In fact the only kind of ambient presence that has caught on in even a minor way is Facebook wall updates/Twitter.
So I think we're missing something about the psychology of collaboration. Until I understand that, I won't speculate on the future of Google's shiny new toys, but I will propose the following new conjectures:
- For any communication need, be it foreground, ambient or both, people will use the lowest bandwidth, minimum modality, most asynchronous channel (let's call this channel the minimal channel) that will do the job. In most cases, this is asynchronous text.
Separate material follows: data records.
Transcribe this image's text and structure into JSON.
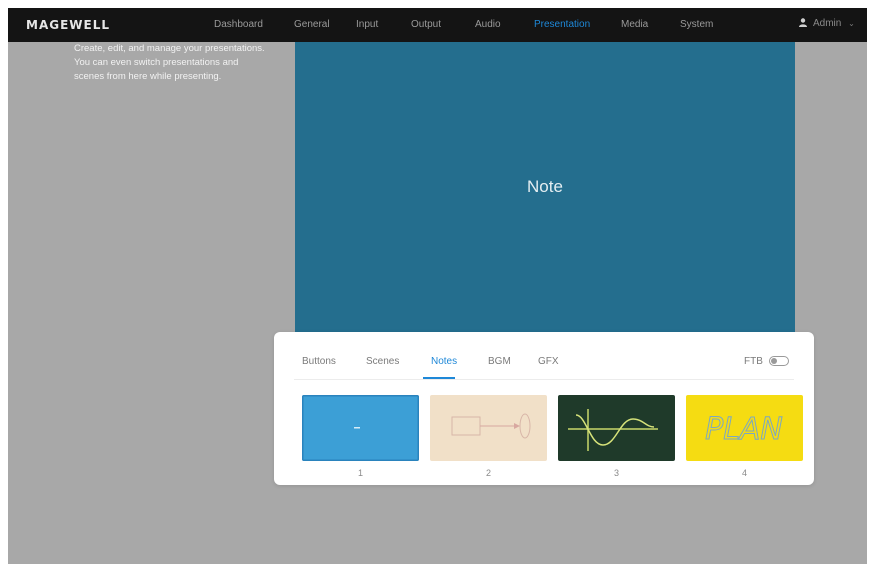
{
  "header": {
    "logo": "MAGEWELL",
    "nav": [
      {
        "label": "Dashboard",
        "active": false
      },
      {
        "label": "General",
        "active": false
      },
      {
        "label": "Input",
        "active": false
      },
      {
        "label": "Output",
        "active": false
      },
      {
        "label": "Audio",
        "active": false
      },
      {
        "label": "Presentation",
        "active": true
      },
      {
        "label": "Media",
        "active": false
      },
      {
        "label": "System",
        "active": false
      }
    ],
    "user": {
      "icon": "user-icon",
      "label": "Admin"
    }
  },
  "description": "Create, edit, and manage your presentations. You can even switch presentations and scenes from here while presenting.",
  "preview": {
    "label": "Note",
    "color": "#246e8e"
  },
  "panel": {
    "tabs": [
      {
        "label": "Buttons",
        "active": false
      },
      {
        "label": "Scenes",
        "active": false
      },
      {
        "label": "Notes",
        "active": true
      },
      {
        "label": "BGM",
        "active": false
      },
      {
        "label": "GFX",
        "active": false
      }
    ],
    "ftb": {
      "label": "FTB",
      "enabled": false
    },
    "notes": [
      {
        "number": "1",
        "icon": "blue-note-thumbnail"
      },
      {
        "number": "2",
        "icon": "sketch-diagram-thumbnail"
      },
      {
        "number": "3",
        "icon": "chalkboard-wave-thumbnail"
      },
      {
        "number": "4",
        "icon": "plan-text-thumbnail",
        "text": "PLAN"
      }
    ]
  },
  "colors": {
    "accent": "#1e88d8",
    "topbar": "#141414",
    "overlay": "#a8a8a8"
  }
}
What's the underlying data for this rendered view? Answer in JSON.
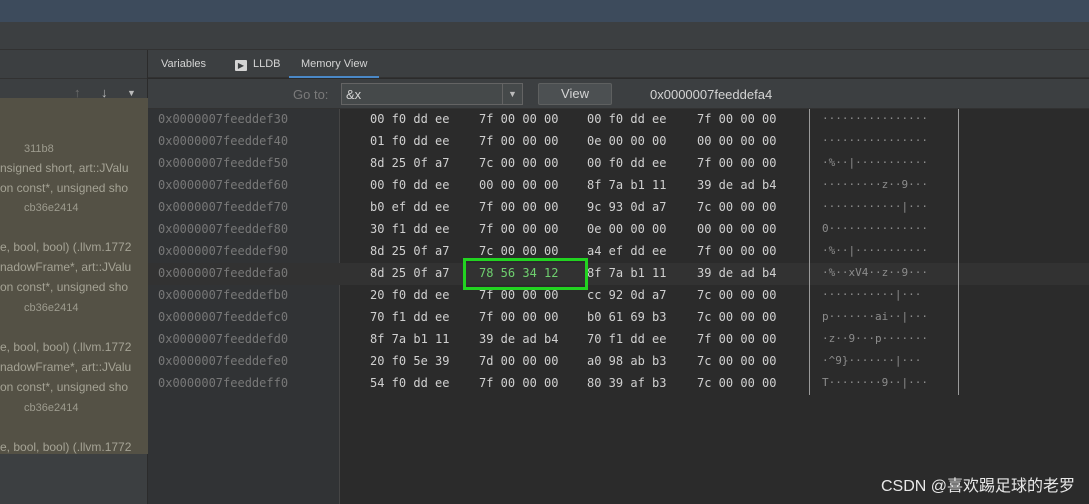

- For any communication need, the minimal channel is determined by the emotional intensity of the communication need. You escalate from text to audio to video to rich immersive 3D video to whatever future olfactory/tactile things might be available based on how much you need emotion data bits.
- For ordinary, non-intimate interactions, text/visual symbols (via emoticons) has more than enough bandwidth to accommodate the emotional range.
So in a sense I have gone 180 degrees in my views. Initially I used to think richer modalities were about more sensory experience and that people desire sensory experience for its own sake. But the more I thought about it, the less sense this made.
If we were actually optimizing for sensory experience in a brain-in-a-vat full Matrix illusion sense, today's tech is a bad joke. The difference between text vs. the best of today's immersive, holographic 3d, on a scale where being there in real life is 100%, is like 0.1% vs. 0.2% (I don't mean this as a rhetorical percentage; I suspect if you did the analysis of bit rates of full sensory brain-in-a-vat experience, they WILL be orders of magnitude higher, I vaguely recall some estimate like this in Denett's Consciousness Explained).
Another way to think of this is as follows: I find digital versions of famous paintings or 3d walkthroughs of famous buildings quite satisfying. But I find even the best digital recreations of nature (say, even a simple walk in the woods) completely unsatisfying with respect to the real thing. This means that human created environments have very very low information content compared to full-blown nature.
So why are we even bothering with this 0.1% to 0.2% upgrade? The only meaningful extra stuff it buys us is emotional communication, which is actually fairly low bandwidth. If I recall correctly, reading body language or facial expressions is about a fairly small bit-rate... much higher than verbal, like 5-6 times higher, but still, nothing compared to full-blown sensory, brain-in-a-vat bitrates.
And when is it ever great for BOTH parties to want this extra emotional communication bit rate? Certainly not most business situations, where we all want the low bandwidth so we can backchannel, be unshaven, work in pajamas etc. There is too much of an adversarial element and misaligned motives. The sales guy may want to see his client because he can manipulate better. The client may want to avoid being seen for exactly the same reason. Why do poker players wear dark glasses?
Probably only very intimate communication acts with near zero conflict and a very noisy text channel qualify. This means even most couples don't qualify.
So ambient presence with a baby or pet is likely a great feeling. Or a doctor with a patient. Or a military unit coordinating a real-time attack with shared situation awareness and verbal silence. Or some future augmented reality MMPORG where you play immersively in a faux-real environment instead of with avatars in a game environment.
These are outlier scenarios.
So my prediction: the everyday stuff will stay textual. Google Hangout will be little used in ambient ways.